I remember some of my youngest cinephile friends, back in 2006, quibbling that Almodóvar, the revered art-house auteur extraordinaire, had included fart jokes in Volver, his otherwise straight-faced, insightful and complex melodrama about migration, roots, culture and solidarity in modern-day La Mancha and Madrid. And I guess jokes like that may be surprising to audiences who have gotten to know the work of the Spanish director through his latest, serious-minded films, films that have been praised in the most highbrow circles and have been awarded the highest honours in the industry across the world. But, of course, slightly older film buffs know that Almodóvar’s roots have always been firmly in the underground and counter-culture movements that appeared in the first years of Spain’s democracy, between the late ’70s and the late ’80s, at a time when art rebelled against notions of what was “acceptable” and “proper” in official cultural circles. Fart jokes, sex jokes and a carefree and intended mindlessness were part of the point. They were not just Almodóvar’s signature, but an essential part of what gave him credit among the critics in the first place, and what would raise him to the pantheon of modern European filmmaking.
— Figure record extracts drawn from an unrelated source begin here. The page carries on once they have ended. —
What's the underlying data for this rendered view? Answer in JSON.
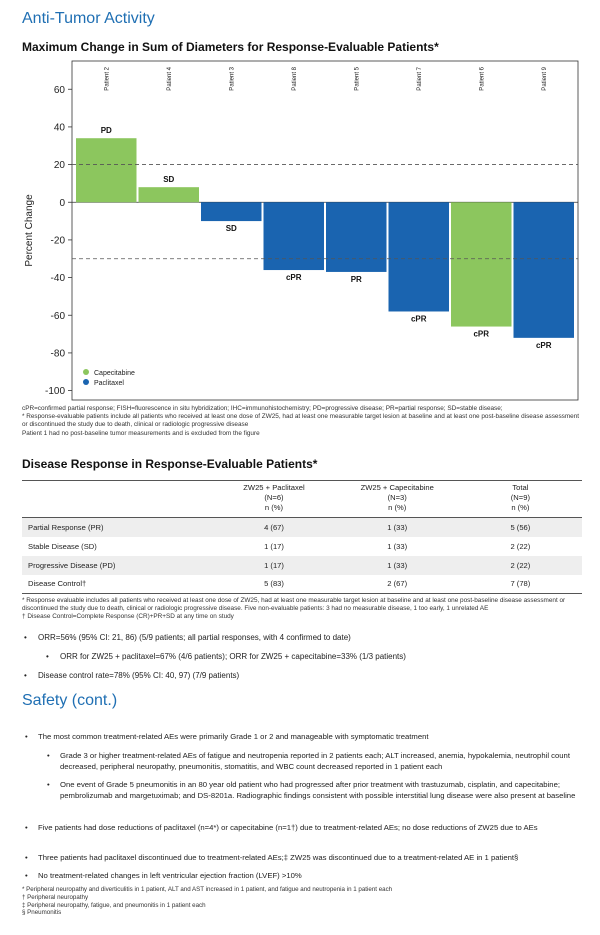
{
  "section1_title": "Anti-Tumor Activity",
  "chart_title": "Maximum Change in Sum of Diameters for Response-Evaluable Patients*",
  "chart_data": {
    "type": "bar",
    "title": "Maximum Change in Sum of Diameters for Response-Evaluable Patients*",
    "ylabel": "Percent Change",
    "xlabel": "",
    "ylim": [
      -105,
      75
    ],
    "yticks": [
      60,
      40,
      20,
      0,
      -20,
      -40,
      -60,
      -80,
      -100
    ],
    "reference_lines": [
      20,
      -30
    ],
    "categories": [
      "Patient 2",
      "Patient 4",
      "Patient 3",
      "Patient 8",
      "Patient 5",
      "Patient 7",
      "Patient 6",
      "Patient 9"
    ],
    "values": [
      34,
      8,
      -10,
      -36,
      -37,
      -58,
      -66,
      -72
    ],
    "responses": [
      "PD",
      "SD",
      "SD",
      "cPR",
      "PR",
      "cPR",
      "cPR",
      "cPR"
    ],
    "treatment": [
      "Capecitabine",
      "Capecitabine",
      "Paclitaxel",
      "Paclitaxel",
      "Paclitaxel",
      "Paclitaxel",
      "Capecitabine",
      "Paclitaxel"
    ],
    "legend": [
      {
        "name": "Capecitabine",
        "color": "#8cc65e"
      },
      {
        "name": "Paclitaxel",
        "color": "#1a64b0"
      }
    ],
    "legend_position": "bottom-left",
    "grid": false
  },
  "chart_footnotes": [
    "cPR=confirmed partial response; FISH=fluorescence in situ hybridization; IHC=immunohistochemistry; PD=progressive disease; PR=partial response; SD=stable disease;",
    "* Response-evaluable patients include all patients who received at least one dose of ZW25, had at least one measurable target lesion at baseline and at least one post-baseline disease assessment or discontinued the study due to death, clinical or radiologic progressive disease",
    "Patient 1 had no post-baseline tumor measurements and is excluded from the figure"
  ],
  "table_title": "Disease Response in Response-Evaluable Patients*",
  "table": {
    "headers": [
      {
        "l1": "",
        "l2": "",
        "l3": ""
      },
      {
        "l1": "ZW25 + Paclitaxel",
        "l2": "(N=6)",
        "l3": "n (%)"
      },
      {
        "l1": "ZW25 + Capecitabine",
        "l2": "(N=3)",
        "l3": "n (%)"
      },
      {
        "l1": "Total",
        "l2": "(N=9)",
        "l3": "n (%)"
      }
    ],
    "rows": [
      [
        "Partial Response (PR)",
        "4 (67)",
        "1 (33)",
        "5 (56)"
      ],
      [
        "Stable Disease (SD)",
        "1 (17)",
        "1 (33)",
        "2 (22)"
      ],
      [
        "Progressive Disease (PD)",
        "1 (17)",
        "1 (33)",
        "2 (22)"
      ],
      [
        "Disease Control†",
        "5 (83)",
        "2 (67)",
        "7 (78)"
      ]
    ]
  },
  "table_footnotes": [
    "* Response evaluable includes all patients who received at least one dose of ZW25, had at least one measurable target lesion at baseline and at least one post-baseline disease assessment or discontinued the study due to death, clinical or radiologic progressive disease. Five non-evaluable patients: 3 had no measurable disease, 1 too early, 1 unrelated AE",
    "† Disease Control=Complete Response (CR)+PR+SD at any time on study"
  ],
  "bullets1": [
    {
      "level": 1,
      "text": "ORR=56% (95% CI: 21, 86) (5/9 patients; all partial responses, with 4 confirmed to date)"
    },
    {
      "level": 2,
      "text": "ORR for ZW25 + paclitaxel=67% (4/6 patients); ORR for ZW25 + capecitabine=33% (1/3 patients)"
    },
    {
      "level": 1,
      "text": "Disease control rate=78% (95% CI: 40, 97) (7/9 patients)"
    }
  ],
  "section2_title": "Safety (cont.)",
  "bullets2": [
    {
      "level": 1,
      "text": "The most common treatment-related AEs were primarily Grade 1 or 2 and manageable with symptomatic treatment"
    },
    {
      "level": 2,
      "text": "Grade 3 or higher treatment-related AEs of fatigue and neutropenia reported in 2 patients each; ALT increased, anemia, hypokalemia, neutrophil count decreased, peripheral neuropathy, pneumonitis, stomatitis, and WBC count decreased reported in 1 patient each"
    },
    {
      "level": 2,
      "text": "One event of Grade 5 pneumonitis in an 80 year old patient who had progressed after prior treatment with trastuzumab, cisplatin, and capecitabine; pembrolizumab and margetuximab; and DS-8201a. Radiographic findings consistent with possible interstitial lung disease were also present at baseline"
    },
    {
      "level": 1,
      "text": "Five patients had dose reductions of paclitaxel (n=4*) or capecitabine (n=1†) due to treatment-related AEs; no dose reductions of ZW25 due to AEs"
    },
    {
      "level": 1,
      "text": "Three patients had paclitaxel discontinued due to treatment-related AEs;‡  ZW25 was discontinued due to a treatment-related AE in 1 patient§"
    },
    {
      "level": 1,
      "text": "No treatment-related changes in left ventricular ejection fraction (LVEF) >10%"
    }
  ],
  "bullet_char": "•",
  "safety_footnotes": [
    "* Peripheral neuropathy and diverticulitis in 1 patient, ALT and AST increased in 1 patient, and fatigue and neutropenia in 1 patient each",
    "† Peripheral neuropathy",
    "‡ Peripheral neuropathy, fatigue, and pneumonitis in 1 patient each",
    "§ Pneumonitis"
  ]
}
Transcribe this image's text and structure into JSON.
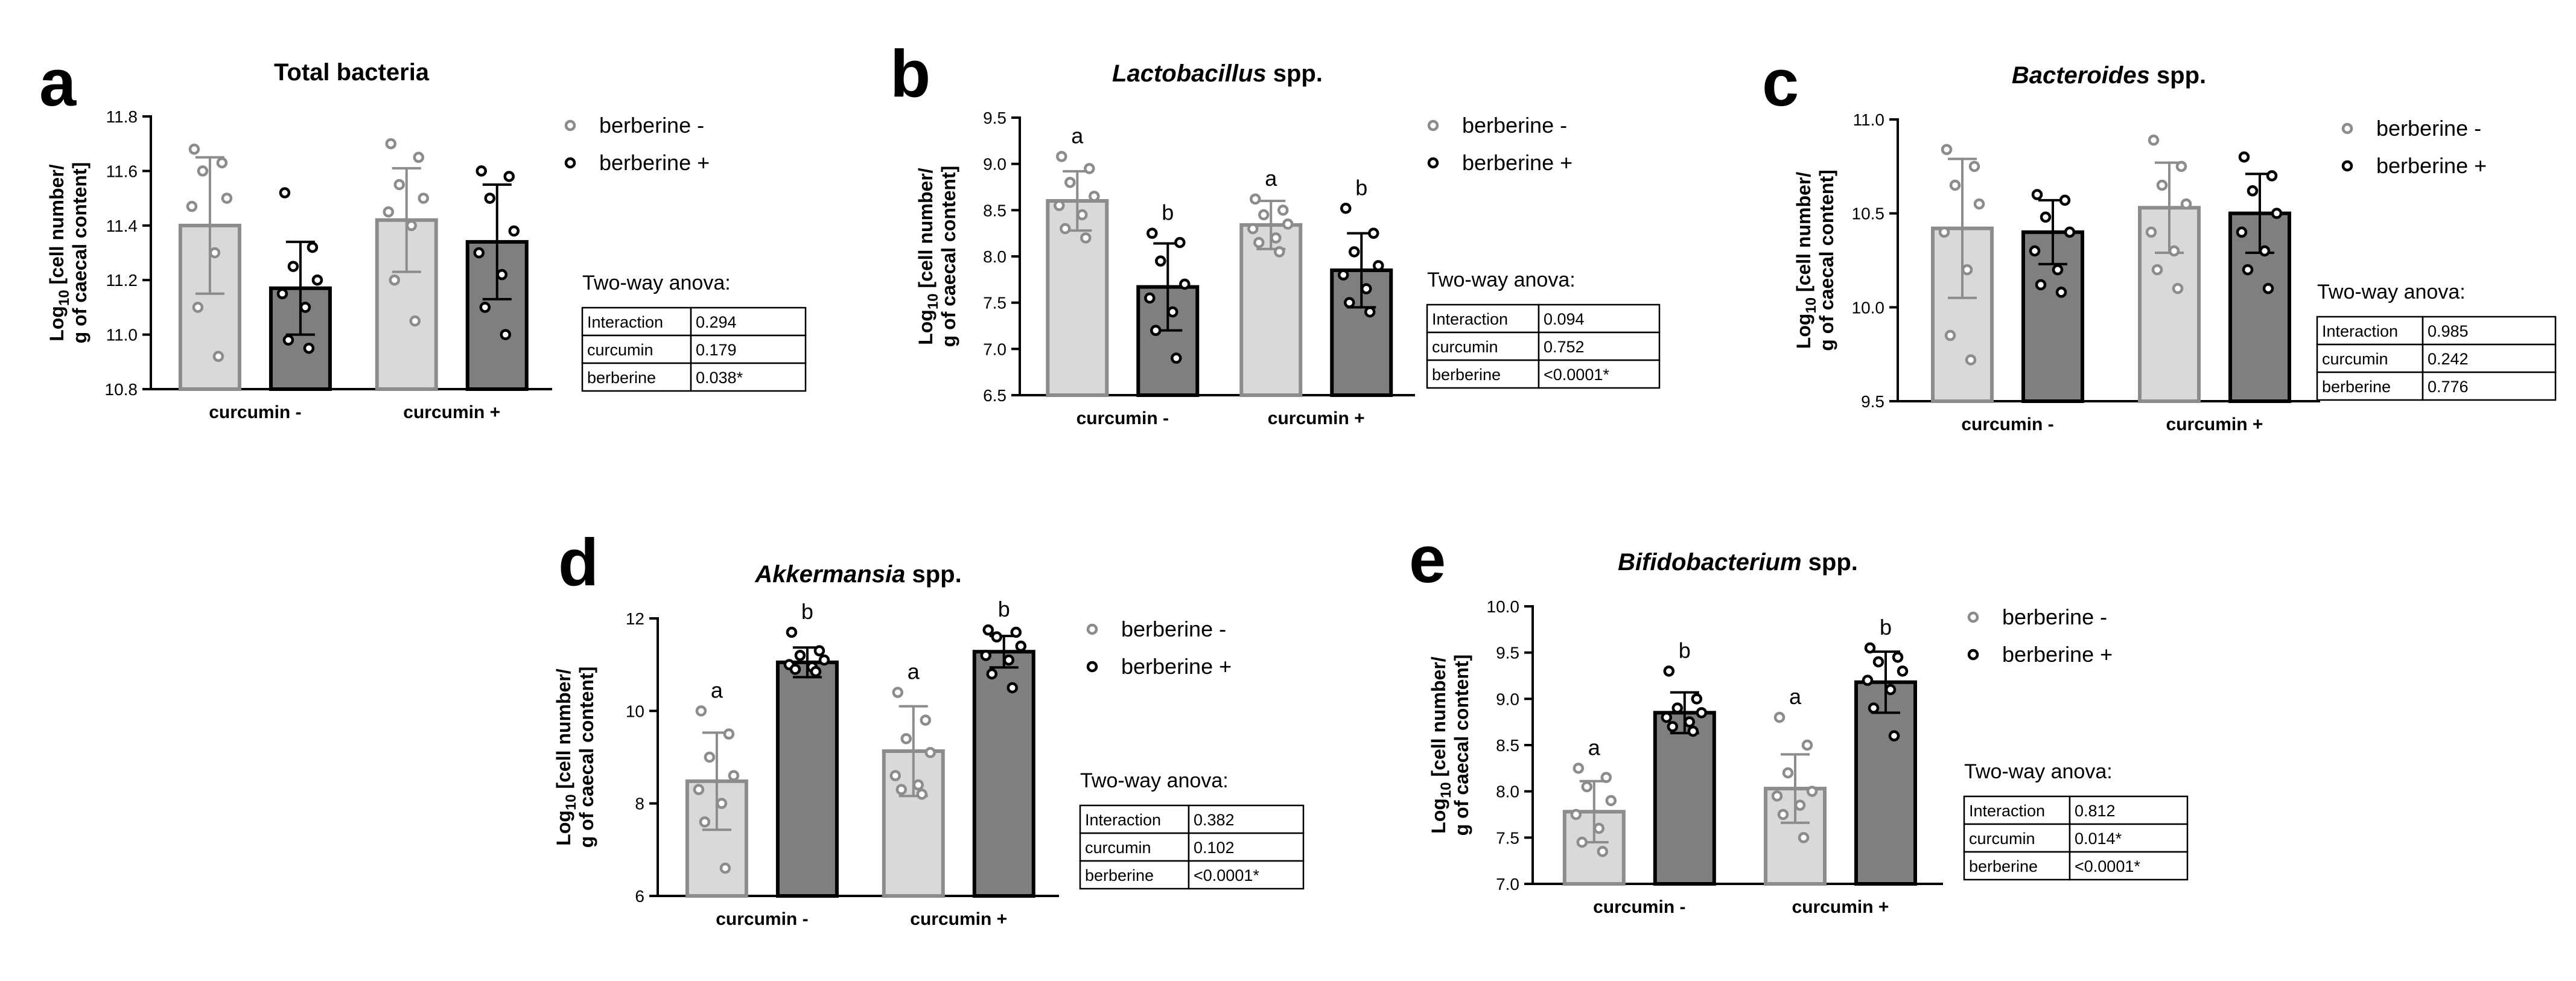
{
  "legend": {
    "labels": [
      "berberine -",
      "berberine +"
    ],
    "colors": {
      "light_bar": "#d9d9d9",
      "light_edge": "#8c8c8c",
      "dark_bar": "#7f7f7f",
      "dark_edge": "#000000"
    }
  },
  "anova_title": "Two-way anova:",
  "chart_data": [
    {
      "panel": "a",
      "type": "bar",
      "title": {
        "pre": "",
        "italic": "",
        "post": "Total bacteria"
      },
      "ylabel_lines": [
        "Log10 [cell number/",
        "g of caecal content]"
      ],
      "ylabel_sub": "10",
      "ylim": [
        10.8,
        11.8
      ],
      "yticks": [
        "10.8",
        "11.0",
        "11.2",
        "11.4",
        "11.6",
        "11.8"
      ],
      "categories": [
        "curcumin -",
        "curcumin +"
      ],
      "series": [
        {
          "name": "berberine -",
          "values": [
            11.4,
            11.42
          ],
          "error": [
            0.25,
            0.19
          ],
          "points": [
            [
              11.68,
              11.63,
              11.6,
              11.5,
              11.47,
              11.3,
              11.1,
              10.92
            ],
            [
              11.7,
              11.65,
              11.55,
              11.5,
              11.45,
              11.4,
              11.2,
              11.05
            ]
          ]
        },
        {
          "name": "berberine +",
          "values": [
            11.17,
            11.34
          ],
          "error": [
            0.17,
            0.21
          ],
          "points": [
            [
              11.52,
              11.32,
              11.25,
              11.2,
              11.15,
              11.1,
              10.98,
              10.95
            ],
            [
              11.6,
              11.58,
              11.5,
              11.38,
              11.3,
              11.22,
              11.1,
              11.0
            ]
          ]
        }
      ],
      "letters": null,
      "anova": [
        [
          "Interaction",
          "0.294"
        ],
        [
          "curcumin",
          "0.179"
        ],
        [
          "berberine",
          "0.038*"
        ]
      ]
    },
    {
      "panel": "b",
      "type": "bar",
      "title": {
        "pre": "",
        "italic": "Lactobacillus",
        "post": " spp."
      },
      "ylabel_lines": [
        "Log10 [cell number/",
        "g of caecal content]"
      ],
      "ylabel_sub": "10",
      "ylim": [
        6.5,
        9.5
      ],
      "yticks": [
        "6.5",
        "7.0",
        "7.5",
        "8.0",
        "8.5",
        "9.0",
        "9.5"
      ],
      "categories": [
        "curcumin -",
        "curcumin +"
      ],
      "series": [
        {
          "name": "berberine -",
          "values": [
            8.6,
            8.34
          ],
          "error": [
            0.32,
            0.26
          ],
          "points": [
            [
              9.08,
              8.95,
              8.8,
              8.65,
              8.55,
              8.45,
              8.3,
              8.2
            ],
            [
              8.62,
              8.5,
              8.45,
              8.35,
              8.3,
              8.2,
              8.15,
              8.05
            ]
          ]
        },
        {
          "name": "berberine +",
          "values": [
            7.67,
            7.85
          ],
          "error": [
            0.47,
            0.4
          ],
          "points": [
            [
              8.25,
              8.15,
              7.95,
              7.7,
              7.55,
              7.4,
              7.2,
              6.9
            ],
            [
              8.52,
              8.25,
              8.05,
              7.9,
              7.8,
              7.65,
              7.5,
              7.4
            ]
          ]
        }
      ],
      "letters": [
        [
          "a",
          "a"
        ],
        [
          "b",
          "b"
        ]
      ],
      "anova": [
        [
          "Interaction",
          "0.094"
        ],
        [
          "curcumin",
          "0.752"
        ],
        [
          "berberine",
          "<0.0001*"
        ]
      ]
    },
    {
      "panel": "c",
      "type": "bar",
      "title": {
        "pre": "",
        "italic": "Bacteroides",
        "post": " spp."
      },
      "ylabel_lines": [
        "Log10 [cell number/",
        "g of caecal content]"
      ],
      "ylabel_sub": "10",
      "ylim": [
        9.5,
        11.0
      ],
      "yticks": [
        "9.5",
        "10.0",
        "10.5",
        "11.0"
      ],
      "categories": [
        "curcumin -",
        "curcumin +"
      ],
      "series": [
        {
          "name": "berberine -",
          "values": [
            10.42,
            10.53
          ],
          "error": [
            0.37,
            0.24
          ],
          "points": [
            [
              10.84,
              10.75,
              10.65,
              10.55,
              10.4,
              10.2,
              9.85,
              9.72
            ],
            [
              10.89,
              10.75,
              10.65,
              10.55,
              10.4,
              10.3,
              10.2,
              10.1
            ]
          ]
        },
        {
          "name": "berberine +",
          "values": [
            10.4,
            10.5
          ],
          "error": [
            0.17,
            0.21
          ],
          "points": [
            [
              10.6,
              10.57,
              10.48,
              10.4,
              10.3,
              10.2,
              10.12,
              10.08
            ],
            [
              10.8,
              10.7,
              10.62,
              10.5,
              10.4,
              10.3,
              10.2,
              10.1
            ]
          ]
        }
      ],
      "letters": null,
      "anova": [
        [
          "Interaction",
          "0.985"
        ],
        [
          "curcumin",
          "0.242"
        ],
        [
          "berberine",
          "0.776"
        ]
      ]
    },
    {
      "panel": "d",
      "type": "bar",
      "title": {
        "pre": "",
        "italic": "Akkermansia",
        "post": " spp."
      },
      "ylabel_lines": [
        "Log10 [cell number/",
        "g of caecal content]"
      ],
      "ylabel_sub": "10",
      "ylim": [
        6,
        12
      ],
      "yticks": [
        "6",
        "8",
        "10",
        "12"
      ],
      "categories": [
        "curcumin -",
        "curcumin +"
      ],
      "series": [
        {
          "name": "berberine -",
          "values": [
            8.48,
            9.13
          ],
          "error": [
            1.05,
            0.97
          ],
          "points": [
            [
              10.0,
              9.5,
              9.0,
              8.6,
              8.3,
              8.0,
              7.6,
              6.6
            ],
            [
              10.4,
              9.8,
              9.4,
              9.1,
              8.6,
              8.4,
              8.3,
              8.2
            ]
          ]
        },
        {
          "name": "berberine +",
          "values": [
            11.05,
            11.28
          ],
          "error": [
            0.32,
            0.34
          ],
          "points": [
            [
              11.7,
              11.3,
              11.2,
              11.1,
              11.0,
              10.95,
              10.9,
              10.85
            ],
            [
              11.75,
              11.7,
              11.6,
              11.4,
              11.2,
              11.1,
              10.8,
              10.5
            ]
          ]
        }
      ],
      "letters": [
        [
          "a",
          "a"
        ],
        [
          "b",
          "b"
        ]
      ],
      "anova": [
        [
          "Interaction",
          "0.382"
        ],
        [
          "curcumin",
          "0.102"
        ],
        [
          "berberine",
          "<0.0001*"
        ]
      ]
    },
    {
      "panel": "e",
      "type": "bar",
      "title": {
        "pre": "",
        "italic": "Bifidobacterium",
        "post": " spp."
      },
      "ylabel_lines": [
        "Log10 [cell number/",
        "g of caecal content]"
      ],
      "ylabel_sub": "10",
      "ylim": [
        7.0,
        10.0
      ],
      "yticks": [
        "7.0",
        "7.5",
        "8.0",
        "8.5",
        "9.0",
        "9.5",
        "10.0"
      ],
      "categories": [
        "curcumin -",
        "curcumin +"
      ],
      "series": [
        {
          "name": "berberine -",
          "values": [
            7.78,
            8.03
          ],
          "error": [
            0.33,
            0.37
          ],
          "points": [
            [
              8.25,
              8.15,
              8.05,
              7.9,
              7.75,
              7.6,
              7.45,
              7.35
            ],
            [
              8.8,
              8.5,
              8.2,
              8.0,
              7.95,
              7.85,
              7.75,
              7.5
            ]
          ]
        },
        {
          "name": "berberine +",
          "values": [
            8.85,
            9.18
          ],
          "error": [
            0.22,
            0.33
          ],
          "points": [
            [
              9.3,
              9.0,
              8.9,
              8.85,
              8.8,
              8.75,
              8.7,
              8.65
            ],
            [
              9.55,
              9.45,
              9.4,
              9.3,
              9.2,
              9.1,
              8.9,
              8.6
            ]
          ]
        }
      ],
      "letters": [
        [
          "a",
          "a"
        ],
        [
          "b",
          "b"
        ]
      ],
      "anova": [
        [
          "Interaction",
          "0.812"
        ],
        [
          "curcumin",
          "0.014*"
        ],
        [
          "berberine",
          "<0.0001*"
        ]
      ]
    }
  ]
}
After a long string of dramas that, since 1995’s The Flower of My Secret, have grown in seriousness and intellectual complexity, to a point where he was facing his first accusations of stiffness (Broken Embraces and The Skin I Live In didn’t gain the rapturous reception of his previous four films), it’s interesting that he has chosen to go back to the looseness and lack of pretension of his beginnings. A gesture that feels like a vindication, a proud claim that he doesn’t want to be grouped with the Hanekes, the Ceylans, the Dardennes or other directors mainly known (fairly or not) by the deadly rigour and even solemnity of their works, a reminder that his voice is still unique and aligned with a more popular and populist conception of art.
I’m So Excited!, then, uses a very well-known and audience-proof structure, the Hollywood catastrophe movie in which famous stars play bit parts in an ensemble while the catastrophe acts as the catalyst for those characters to reveal a minimal back story and have their small catharses. But this happens in Almodóvarland, and the famous stars are his regular actors (Cecilia Roth, Javier Cámara, Lola Dueñas, Antonio de la Torre, Paz Vega, Carmen Machi…) along with some of the newest rising stars of Spain’s film industry (Raúl Arévalo, Hugo Silva, Miguel Ángel Silvestre…). The catastrophe is played for laughs, and their catharses are, almost uniformly, of a sexual nature. It’s coarse, blunt, deliberately cringe-inducing. And there are, of course, fart jokes, penis jokes, vagina jokes, and all kinds of bawdy moments, which may surprise fans of Broken Embraces but should be cause for celebration to fans of Labyrinth of Passion. In this throwback to his beginnings there’s even room for the comical and dramatic digressions that made his early works too disparate for some and deliciously loose for others. Digressions like a departure from the film’s main air-bound setting that takes place in Madrid, and a musical interlude that brings to mind, in its absolutely unnecessary but absolutely pleasurable nature, the crazy panties commercial in Pepi, Luci, Bom.
The film is totally consistent with Almodóvar’s oeuvre and, as a piece of such oeuvre, it’s a timely, provocative and refreshing gesture to remind us that he’s one of a kind and not an obsessive hunter of (so far, elusive) golden palms. Hopefully it is, too, a pause in the relentless escalation towards the heights of art-house seriousness, a pause that allows him to contemplate other possible directions for his work. But the question arises, is the film a successful piece on its own? The answer is both yes and no. There’s no denying that the film is funny, sometimes riotously so, and entertaining. It’s cleverly built with a tight script in which even the detours feel of a piece with the whole, and with timely (if slightly obvious) digs at Spain’s current political and financial problems. And yet, it never feels as corrosive and stinging as his other works. While the jokes here would never be considered politically correct, they don’t really hurt much either, which is odd for someone who has attacked every institution in sight and has made fun of rape, incest and even paedophilia. It’s not that times have changed and his brand of humor is not offensive anymore, it’s that the situations depicted aren’t really as outrageous as usual in his films, unless you consider mere homosexual relations to be outrageous by themselves. The graphic and blunt way in which they’re presented (and talked about) may be shocking, but the essence of the multiple stories is never especially challenging. And that, paired with a visual style that’s already far from the grunge approach of his beginnings, makes everything feel a bit too smooth, a tad too happy and, ultimately, just a little on the hollow side. The comedy genre may need to be light, but it doesn’t have to be hollow, and while that’s perhaps too harsh a word for a film so easy to enjoy and cherish, it’s not entirely unfair.